Big big thanks to Bolingo69 for the original upload.  It is criminal that these heavenly sounds are out of print and commercially unavailable anywhere.  Here are both volumes together on mediafire.

And I’ve been meaning to do an official NGOMA volume of modern dance floor Soukous for some time…  it will happen soon.  But until then, there are lots of awesome tunes in this episode of Radio Ngoma:

NGOMA MIX 13 – Juju-Juke

Ever since drums were banned on most slave plantations in N. America during the 1600s, after the masters discovering that the slaves organized revolts with their talking drums, the expression of poly-rhythms in N. American popular music has primarily been through use of the voice.  This is the reason music in the US is typified by the simple 1-2 “dupple” rhythm, in contrast to more complex beat patterns in South-America or the Caribbean (which kept their drums).  Thus the evolution of all subsequent Afro-North-American music was profoundly shaped, from Blues to Funk to Disco:  kick on the 1, and snare on the 2; all the way down to the late 20th Century – complex poly-rhythms in hiphop is produced with rap, and the drums remain a skeletal, minimalistic boom-bap, as if just to mark time.

Now in the 21st Century a renewed sense of rhythmic complexity returns to  Afro-North-American dance music in the form of Juke/Footwork in Chicago: interlocking 2s and 3s form intricate beat structures, unmistakeably related to many forms of percussion styles in the motherland (but still often keeping that N. American hard snare on the 2).

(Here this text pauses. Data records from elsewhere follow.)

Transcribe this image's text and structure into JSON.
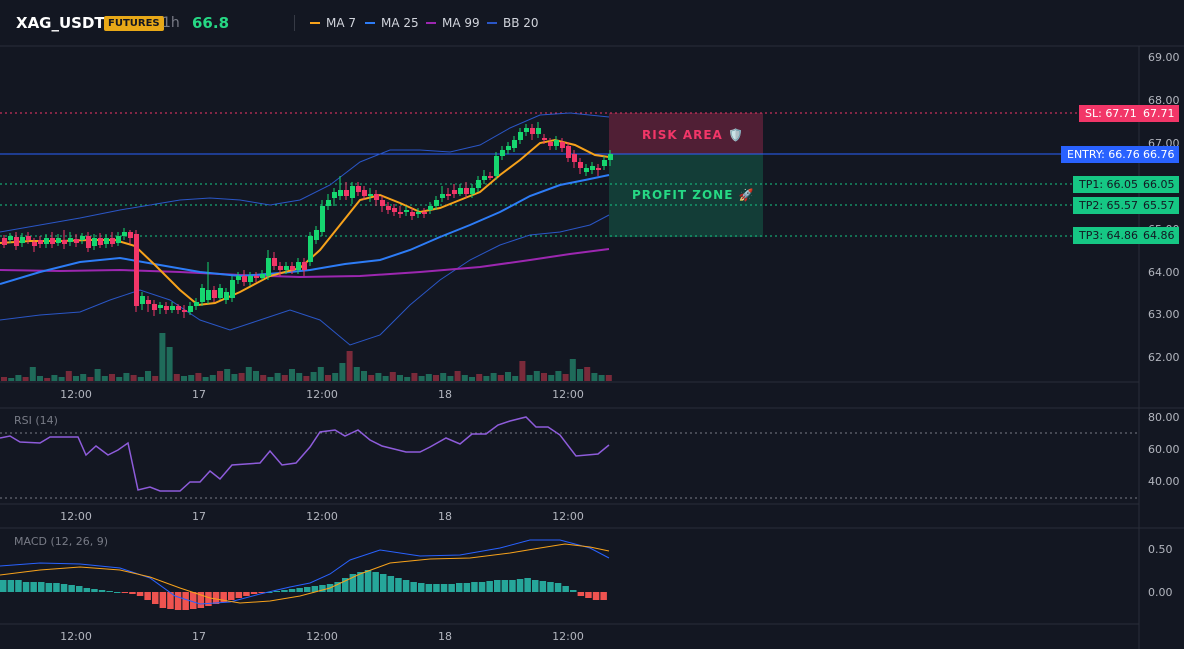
{
  "header": {
    "symbol": "XAG_USDT",
    "badge": "FUTURES",
    "timeframe": "1h",
    "price": "66.8"
  },
  "legend": [
    {
      "label": "MA 7",
      "color": "#f7a21b"
    },
    {
      "label": "MA 25",
      "color": "#2d7cf6"
    },
    {
      "label": "MA 99",
      "color": "#9c27b0"
    },
    {
      "label": "BB 20",
      "color": "#2a56c6"
    }
  ],
  "price_axis": [
    "69.00",
    "68.00",
    "67.00",
    "66.00",
    "65.00",
    "64.00",
    "63.00",
    "62.00"
  ],
  "time_axis": [
    "12:00",
    "17",
    "12:00",
    "18",
    "12:00"
  ],
  "levels": {
    "sl": {
      "label": "SL: 67.71",
      "value": "67.71",
      "color": "#f23668"
    },
    "entry": {
      "label": "ENTRY: 66.76",
      "value": "66.76",
      "color": "#2962ff"
    },
    "tp1": {
      "label": "TP1: 66.05",
      "value": "66.05",
      "color": "#16c784"
    },
    "tp2": {
      "label": "TP2: 65.57",
      "value": "65.57",
      "color": "#16c784"
    },
    "tp3": {
      "label": "TP3: 64.86",
      "value": "64.86",
      "color": "#16c784"
    }
  },
  "zones": {
    "risk": "RISK AREA 🛡️",
    "profit": "PROFIT ZONE 🚀"
  },
  "rsi": {
    "title": "RSI (14)",
    "axis": [
      "80.00",
      "60.00",
      "40.00"
    ]
  },
  "macd": {
    "title": "MACD (12, 26, 9)",
    "axis": [
      "0.50",
      "0.00"
    ]
  }
}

OR: STREAM: MIXCLOUD //// DOWNLOAD: SEPARATE TRACKS OR SINGLE TRACK

This NGOMA volume demonstrates this reconnection, after centuries of separation, between African tradition and Afro-Diaspora:  between Nigerian Juju/Fuji music and Chicago Juke/Footwork, between Ethiopian dance styles and Detroit Ghetto-Tech, between Iberian trad-modern street sounds and American R’n’B/Pop, between Afro-Punk and Club Music, between Congolese Mbira workouts and Hiphop, between Ghanaian and Senegalese drumming and Urban Bass Pressure.   Let us pump up the volume and remember the power and spirit of rhythm which survives every hardship, cruelty, and oppression, and rejoice in the timeless Music Of the Drums.

big thanks to Keith Jones for knowledge passing, Itzi Nallah, Sonic Diaspora and states side massive for making the Juju-Juke tour possible, my B-girls Jessi and Maya for support.Juju-Juke Tour kick off in Belgrade

I have played this set a few times now during the Serbia, Germany, and US East Coast tour  a few weeks ago, and crowds have gone completely BONKERS as the energy went straight through the roof: 500 screaming people and massive MOSH PIT at 3AM during Mikser Festival Belgrade; club crowd which refused to leave, clapping and hollering for 20 minutes after lights went up and sound was turned off at The Shrine Chicago.  I guess the world is more than ready for 160 BPM Afro-Footwork pressure!!!